Refik Anadol Machine Hallucinations: Nature Dreams at Galerie König, Berlin. Photo: Roman Maerz.

Refik Anadol Machine Hallucinations: Nature Dreams at Galerie König, Berlin. Photo: Roman Maerz.

Being attuned to the cutting edge of technology, generative artists like Simon also hesitate to view A.I. as a threat to human creativity or artistry. “It would be super difficult for A.I. to come up with an idea like putting a urinal on a plinth,” he said, referring to Marcel Duchamp’s 1917 readymade, Fountain.

Cherniak, whose latest generative art collection was created in partnership with the estate of László Moholy-Nagy, echoed that sentiment. “I think that we are living in an increasingly technical world, with increasingly powerful technological tools, and humanity will always exhibit some form of creativity,” he told Artnet News. “It makes perfect sense to me that as these tools because more accessible and the general public becomes more technologically inclined that they would use automation and code for creative pursuits.”

With or without market interest, it seems, the field of generative art is progressing apace, helped by a plethora of new tools and software. Besides Anadol’s showcase at MoMA, Pace Verso, the Web3 arm of Pace Gallery, has been recruiting a host of top generative artists via its partnership with Art Blocks. Most recently, in October, the pair released Loie Hollowell’s first NFT project, a set of 280 generative sculptural abstractions.
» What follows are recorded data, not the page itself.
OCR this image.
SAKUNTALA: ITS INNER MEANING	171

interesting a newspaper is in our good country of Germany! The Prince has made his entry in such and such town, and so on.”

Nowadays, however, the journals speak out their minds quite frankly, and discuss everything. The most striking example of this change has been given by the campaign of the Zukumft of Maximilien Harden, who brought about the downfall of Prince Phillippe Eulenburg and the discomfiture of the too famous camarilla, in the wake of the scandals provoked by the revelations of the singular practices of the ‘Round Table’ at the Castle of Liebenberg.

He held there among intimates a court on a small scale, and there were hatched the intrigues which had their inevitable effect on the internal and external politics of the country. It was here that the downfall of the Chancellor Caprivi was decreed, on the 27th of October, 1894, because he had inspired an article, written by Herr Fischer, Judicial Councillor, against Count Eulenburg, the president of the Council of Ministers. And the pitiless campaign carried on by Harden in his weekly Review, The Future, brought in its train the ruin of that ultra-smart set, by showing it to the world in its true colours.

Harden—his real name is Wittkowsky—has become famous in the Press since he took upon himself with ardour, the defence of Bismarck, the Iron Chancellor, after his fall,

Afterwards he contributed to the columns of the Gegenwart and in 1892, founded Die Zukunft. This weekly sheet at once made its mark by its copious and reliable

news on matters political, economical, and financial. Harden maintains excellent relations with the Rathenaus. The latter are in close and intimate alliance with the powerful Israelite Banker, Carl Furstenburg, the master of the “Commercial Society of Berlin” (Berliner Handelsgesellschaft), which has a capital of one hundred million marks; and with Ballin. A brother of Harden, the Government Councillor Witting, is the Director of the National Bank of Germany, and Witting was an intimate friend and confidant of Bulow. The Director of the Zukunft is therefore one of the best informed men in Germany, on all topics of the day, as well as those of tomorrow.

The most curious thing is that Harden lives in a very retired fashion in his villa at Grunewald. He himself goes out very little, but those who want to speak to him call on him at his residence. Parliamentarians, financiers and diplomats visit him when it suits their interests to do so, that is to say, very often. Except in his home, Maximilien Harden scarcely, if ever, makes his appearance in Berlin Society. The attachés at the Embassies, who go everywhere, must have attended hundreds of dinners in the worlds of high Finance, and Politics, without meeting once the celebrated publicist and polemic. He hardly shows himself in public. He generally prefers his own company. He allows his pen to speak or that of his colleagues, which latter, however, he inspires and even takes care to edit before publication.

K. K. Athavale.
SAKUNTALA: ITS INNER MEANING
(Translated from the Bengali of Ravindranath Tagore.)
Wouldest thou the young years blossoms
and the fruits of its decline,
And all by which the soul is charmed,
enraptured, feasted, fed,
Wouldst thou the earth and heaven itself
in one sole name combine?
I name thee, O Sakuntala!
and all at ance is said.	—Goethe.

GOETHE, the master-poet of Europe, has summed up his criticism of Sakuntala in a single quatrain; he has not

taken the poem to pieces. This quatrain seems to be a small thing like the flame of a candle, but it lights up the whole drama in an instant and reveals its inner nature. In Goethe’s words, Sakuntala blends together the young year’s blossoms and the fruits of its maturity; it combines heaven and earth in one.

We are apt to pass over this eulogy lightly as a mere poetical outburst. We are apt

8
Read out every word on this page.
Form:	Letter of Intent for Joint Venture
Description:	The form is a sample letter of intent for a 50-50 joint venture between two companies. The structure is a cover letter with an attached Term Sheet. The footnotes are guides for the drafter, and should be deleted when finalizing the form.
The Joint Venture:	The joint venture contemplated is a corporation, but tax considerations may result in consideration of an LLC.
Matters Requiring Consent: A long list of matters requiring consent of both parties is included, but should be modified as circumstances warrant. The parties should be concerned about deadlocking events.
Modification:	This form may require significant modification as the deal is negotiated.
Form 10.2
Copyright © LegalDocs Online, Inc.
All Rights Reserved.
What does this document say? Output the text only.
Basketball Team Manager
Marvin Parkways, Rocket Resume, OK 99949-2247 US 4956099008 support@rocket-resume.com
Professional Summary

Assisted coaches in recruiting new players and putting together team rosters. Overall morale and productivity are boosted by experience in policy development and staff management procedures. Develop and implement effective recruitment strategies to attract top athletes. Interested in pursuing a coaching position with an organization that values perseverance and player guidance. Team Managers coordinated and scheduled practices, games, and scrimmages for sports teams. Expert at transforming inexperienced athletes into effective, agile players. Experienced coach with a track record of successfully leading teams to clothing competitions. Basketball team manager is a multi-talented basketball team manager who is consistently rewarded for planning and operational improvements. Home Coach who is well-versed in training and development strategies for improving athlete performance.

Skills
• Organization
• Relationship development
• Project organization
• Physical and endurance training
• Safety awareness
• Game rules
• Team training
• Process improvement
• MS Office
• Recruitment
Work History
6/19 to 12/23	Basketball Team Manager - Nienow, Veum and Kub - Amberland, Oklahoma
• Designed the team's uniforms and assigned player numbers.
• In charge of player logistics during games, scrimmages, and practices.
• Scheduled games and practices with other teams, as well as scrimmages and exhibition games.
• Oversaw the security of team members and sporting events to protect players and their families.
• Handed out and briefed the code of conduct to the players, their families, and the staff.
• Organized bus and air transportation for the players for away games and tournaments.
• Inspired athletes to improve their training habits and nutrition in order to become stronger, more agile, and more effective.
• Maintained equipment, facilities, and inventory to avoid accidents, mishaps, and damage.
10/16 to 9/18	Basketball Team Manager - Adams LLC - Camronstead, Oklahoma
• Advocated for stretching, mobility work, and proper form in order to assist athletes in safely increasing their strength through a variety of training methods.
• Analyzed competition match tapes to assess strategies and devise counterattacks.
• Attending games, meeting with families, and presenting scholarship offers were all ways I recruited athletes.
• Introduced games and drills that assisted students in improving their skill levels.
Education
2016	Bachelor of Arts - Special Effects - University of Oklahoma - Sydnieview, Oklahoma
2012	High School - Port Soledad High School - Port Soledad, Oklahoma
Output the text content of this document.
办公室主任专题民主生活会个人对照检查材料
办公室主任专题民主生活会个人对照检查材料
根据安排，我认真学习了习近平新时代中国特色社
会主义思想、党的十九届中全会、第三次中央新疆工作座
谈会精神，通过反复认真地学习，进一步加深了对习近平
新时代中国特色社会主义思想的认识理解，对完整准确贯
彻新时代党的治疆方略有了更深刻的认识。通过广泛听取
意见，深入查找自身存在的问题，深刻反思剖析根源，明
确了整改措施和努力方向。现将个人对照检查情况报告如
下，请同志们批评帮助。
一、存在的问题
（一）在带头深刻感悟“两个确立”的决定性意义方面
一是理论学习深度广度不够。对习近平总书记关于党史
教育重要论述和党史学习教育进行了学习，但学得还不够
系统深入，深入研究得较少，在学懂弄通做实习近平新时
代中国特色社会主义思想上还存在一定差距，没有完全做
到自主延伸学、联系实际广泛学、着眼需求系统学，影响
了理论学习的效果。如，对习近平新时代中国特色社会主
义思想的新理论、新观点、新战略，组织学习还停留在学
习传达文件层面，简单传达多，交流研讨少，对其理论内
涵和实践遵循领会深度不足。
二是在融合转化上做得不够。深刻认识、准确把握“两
These developments, alongside an institutional push, could likely clear a longer-term path for digital art and NFTs. “The machine brings opportunities to find new forms of expression that the artist adjusts based on their vision,” said digital art curator Aleksandra Artamonovskaja. “For some, the machine is just like the paintbrush, while for others, the token is the medium—the canvas for creation.”